Published by the MIT Press
Ron Sun (ed.)
A General Description of the Book
This book is aimed at exploring the cognitive (psychological) basis of the social sciences and the possibilities of grounding the social sciences in cognition (psychology). The result will be what I call cognitive social sciences (or cognitively based social sciences) --- an integrative intellectual enterprise (see detailed justifications in the introductory chapter).
The cognitive sciences have made tremendous strides in recent decades. In particular, computational cognitive modeling (i.e., computational psychology; Sun, 2008; Thagard, 1996) has changed the ways in which cognition/psychology is explored and understood in many profound respects. There have been many models of cognition/psychology proposed in the cognitive sciences (broadly defined), leading to detailed understanding of many cognitive/psychological domains and functionalities. Empirical psychological research has also progressed to provide us with much better understanding of many psychological phenomena.
Given the advances in the cognitive sciences, can we leverage the successes for the sake of better understanding social processes and phenomena? More fundamentally, can the cognitive sciences (including experimental cognitive psychology, computational psychology, social-personality psychology, developmental psychology, cultural psychology, psycholinguistics, philosophy of mind, cognitive neuroscience, and so on) provide a better foundation for important disciplines of the social sciences (sociology, anthropology, economics, political science, ethics, as well as some "humanity" fields: history, literary studies, communication, legal studies, religious studies, and so on)?
Thus far, although very much a neglected topic, there nevertheless have been various efforts at exploring this topic. Some of the efforts were computationally motivated (see, e.g., Sun, 2006: "Cognition and Multi-Agent Interaction", published by Cambridge University Press). Some other efforts were more empirical or theoretical in nature (see, e.g, Turner, 2001: "Cognitive Dimensions of Social Science", published by Oxford University Press).

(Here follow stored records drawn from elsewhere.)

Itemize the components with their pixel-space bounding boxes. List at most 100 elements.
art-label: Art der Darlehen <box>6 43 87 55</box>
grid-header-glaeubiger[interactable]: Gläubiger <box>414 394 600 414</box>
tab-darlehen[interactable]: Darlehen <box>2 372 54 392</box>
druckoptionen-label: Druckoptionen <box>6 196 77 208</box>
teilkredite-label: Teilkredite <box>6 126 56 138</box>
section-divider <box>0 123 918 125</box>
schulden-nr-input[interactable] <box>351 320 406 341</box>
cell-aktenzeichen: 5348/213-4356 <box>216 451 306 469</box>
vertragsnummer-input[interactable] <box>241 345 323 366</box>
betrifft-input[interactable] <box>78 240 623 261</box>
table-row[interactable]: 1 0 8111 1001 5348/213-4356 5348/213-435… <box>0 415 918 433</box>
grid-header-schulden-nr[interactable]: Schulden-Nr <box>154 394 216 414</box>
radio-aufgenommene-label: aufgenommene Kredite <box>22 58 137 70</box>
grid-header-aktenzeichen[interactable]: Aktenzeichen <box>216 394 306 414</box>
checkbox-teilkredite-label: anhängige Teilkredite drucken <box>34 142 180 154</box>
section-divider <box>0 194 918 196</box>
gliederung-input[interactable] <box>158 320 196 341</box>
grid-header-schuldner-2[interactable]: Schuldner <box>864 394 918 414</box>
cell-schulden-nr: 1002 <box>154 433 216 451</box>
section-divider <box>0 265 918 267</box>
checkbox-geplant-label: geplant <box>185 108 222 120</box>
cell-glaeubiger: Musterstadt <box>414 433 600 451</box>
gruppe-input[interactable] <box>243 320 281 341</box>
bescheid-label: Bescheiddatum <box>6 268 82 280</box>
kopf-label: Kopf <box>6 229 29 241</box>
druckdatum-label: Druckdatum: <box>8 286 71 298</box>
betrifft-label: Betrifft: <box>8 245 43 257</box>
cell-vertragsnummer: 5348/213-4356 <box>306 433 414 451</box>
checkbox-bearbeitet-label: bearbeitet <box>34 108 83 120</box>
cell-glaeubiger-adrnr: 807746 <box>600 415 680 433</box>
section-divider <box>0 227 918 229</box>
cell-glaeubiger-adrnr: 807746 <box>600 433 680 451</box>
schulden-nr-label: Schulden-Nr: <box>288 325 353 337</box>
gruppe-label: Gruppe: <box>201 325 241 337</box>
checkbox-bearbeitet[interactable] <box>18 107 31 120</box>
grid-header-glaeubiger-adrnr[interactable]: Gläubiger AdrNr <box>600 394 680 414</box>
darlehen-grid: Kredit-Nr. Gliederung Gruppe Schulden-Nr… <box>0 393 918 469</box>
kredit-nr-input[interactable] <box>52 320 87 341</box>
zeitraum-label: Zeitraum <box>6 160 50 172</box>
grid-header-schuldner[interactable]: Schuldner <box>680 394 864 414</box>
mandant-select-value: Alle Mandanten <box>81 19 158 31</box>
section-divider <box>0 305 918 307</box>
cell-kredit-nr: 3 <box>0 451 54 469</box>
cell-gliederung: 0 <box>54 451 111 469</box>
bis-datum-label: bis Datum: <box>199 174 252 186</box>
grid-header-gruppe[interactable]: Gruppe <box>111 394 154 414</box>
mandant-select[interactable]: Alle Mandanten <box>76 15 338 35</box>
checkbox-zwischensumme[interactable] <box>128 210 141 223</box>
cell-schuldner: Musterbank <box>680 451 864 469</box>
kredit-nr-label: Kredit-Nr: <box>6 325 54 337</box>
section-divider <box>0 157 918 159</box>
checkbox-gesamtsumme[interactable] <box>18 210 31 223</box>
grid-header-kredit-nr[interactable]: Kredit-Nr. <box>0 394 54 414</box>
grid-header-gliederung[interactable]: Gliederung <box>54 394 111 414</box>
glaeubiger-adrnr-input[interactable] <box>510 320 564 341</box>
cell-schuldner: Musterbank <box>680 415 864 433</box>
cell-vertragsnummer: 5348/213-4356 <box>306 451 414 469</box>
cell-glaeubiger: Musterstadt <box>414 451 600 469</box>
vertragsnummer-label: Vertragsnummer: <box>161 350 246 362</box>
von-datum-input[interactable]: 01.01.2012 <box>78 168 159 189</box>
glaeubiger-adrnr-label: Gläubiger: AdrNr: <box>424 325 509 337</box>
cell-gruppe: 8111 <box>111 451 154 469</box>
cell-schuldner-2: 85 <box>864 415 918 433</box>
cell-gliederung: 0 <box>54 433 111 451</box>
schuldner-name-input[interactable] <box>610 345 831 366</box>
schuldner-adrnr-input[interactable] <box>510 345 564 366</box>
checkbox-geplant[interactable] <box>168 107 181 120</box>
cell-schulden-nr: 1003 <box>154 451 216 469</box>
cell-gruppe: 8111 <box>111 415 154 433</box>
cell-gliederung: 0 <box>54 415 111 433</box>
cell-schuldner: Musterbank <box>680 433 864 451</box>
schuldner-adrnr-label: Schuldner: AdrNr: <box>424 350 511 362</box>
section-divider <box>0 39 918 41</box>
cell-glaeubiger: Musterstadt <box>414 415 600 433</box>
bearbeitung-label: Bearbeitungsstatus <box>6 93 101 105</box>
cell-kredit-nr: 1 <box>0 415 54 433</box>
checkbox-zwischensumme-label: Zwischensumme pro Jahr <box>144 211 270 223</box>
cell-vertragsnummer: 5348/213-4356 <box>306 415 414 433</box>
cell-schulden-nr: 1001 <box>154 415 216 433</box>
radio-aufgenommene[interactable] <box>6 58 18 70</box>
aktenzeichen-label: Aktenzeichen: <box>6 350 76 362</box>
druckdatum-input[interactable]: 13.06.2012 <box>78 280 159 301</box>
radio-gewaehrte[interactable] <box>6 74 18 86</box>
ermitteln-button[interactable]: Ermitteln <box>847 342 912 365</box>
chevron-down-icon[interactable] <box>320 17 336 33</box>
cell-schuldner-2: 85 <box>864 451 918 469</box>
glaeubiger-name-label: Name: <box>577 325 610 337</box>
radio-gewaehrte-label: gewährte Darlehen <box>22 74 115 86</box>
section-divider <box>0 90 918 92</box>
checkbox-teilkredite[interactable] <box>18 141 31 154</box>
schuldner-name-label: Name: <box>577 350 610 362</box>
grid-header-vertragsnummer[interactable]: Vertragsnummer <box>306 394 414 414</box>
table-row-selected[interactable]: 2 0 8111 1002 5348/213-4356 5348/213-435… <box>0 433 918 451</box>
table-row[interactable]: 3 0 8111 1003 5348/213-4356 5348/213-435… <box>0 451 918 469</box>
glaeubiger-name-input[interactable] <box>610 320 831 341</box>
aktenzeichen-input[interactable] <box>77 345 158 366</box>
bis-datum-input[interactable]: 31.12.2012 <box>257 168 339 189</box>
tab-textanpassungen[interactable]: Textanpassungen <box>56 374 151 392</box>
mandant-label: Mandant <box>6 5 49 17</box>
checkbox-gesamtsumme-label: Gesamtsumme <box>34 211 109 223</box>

There are both theoretical and practical rationales for developing "cognitive social sciences" (see, e.g., Turner, 2001; Sun, 2006; DiMaggio, 1997; Camerer, 2003; Tetlock and Goldgeier, 2000). We contend that the social sciences may find their future in the cognitive sciences (at least in part), which may well lead to a powerful and productive combined intellectual enterprise. This combination or grounding may provide the social sciences with imaginative scientific research programs, hybridization/integration, new syntheses, novel paradigms/frameworks, and so on, beside providing the cognitive sciences with new data sources and problems to address.
This volume will include all major work in this direction, written by the best experts in various fields of the social sciences and the cognitive sciences. It is expected that the book will be the definitive work in this area for years to come.
We need to achieve a proper balance between breadth and depth. For each chapter, we aim to combine the rigor and depth of a research article with the breadth and appeal of a handbook chapter.
The unifying theme is: a broad unification of social and cognitive sciences through “grounding” of the social sciences in the cognitive sciences --- broadly construed and broadly inclusive. (In particular, this book will not be limited to computational approaches, or to any other specific methodology.)
The book has chapters on a range of topics, carefully selected to capture the full range of issues in a wide selection of social sciences areas/fields. Thus, for example, someone from behavioral economics could pick up the book to see what related work is being done in different social sciences areas/disciplines.
Table of Content
Part One. Introduction.
The first part will provide an overview of the theme of the book, and present some general background and some theoretical arguments in support of the theme of the book.
Part Two. Culture.
The second part will include a number of chapters on the issue of culture and how it may be “grounded” (at least in part) in cognition (psychology).
Part Three. Politics.
The third part will include a number of chapters on politics and international relations and how they may be understood from a cognitive (psychological) perspective.
Part Four. Religion.
The fourth part will include chapters on religion and how religion may be better understood through cognition (psychology).
Part Five. Economics.
The fifth part will cover economics and its relation to cognition (psychology).
Part Six. Unifying Perspectives.
This part will present some overarching, unifying perspectives related to the theme of the book, to provide broader views of the fields and to stimulate further research.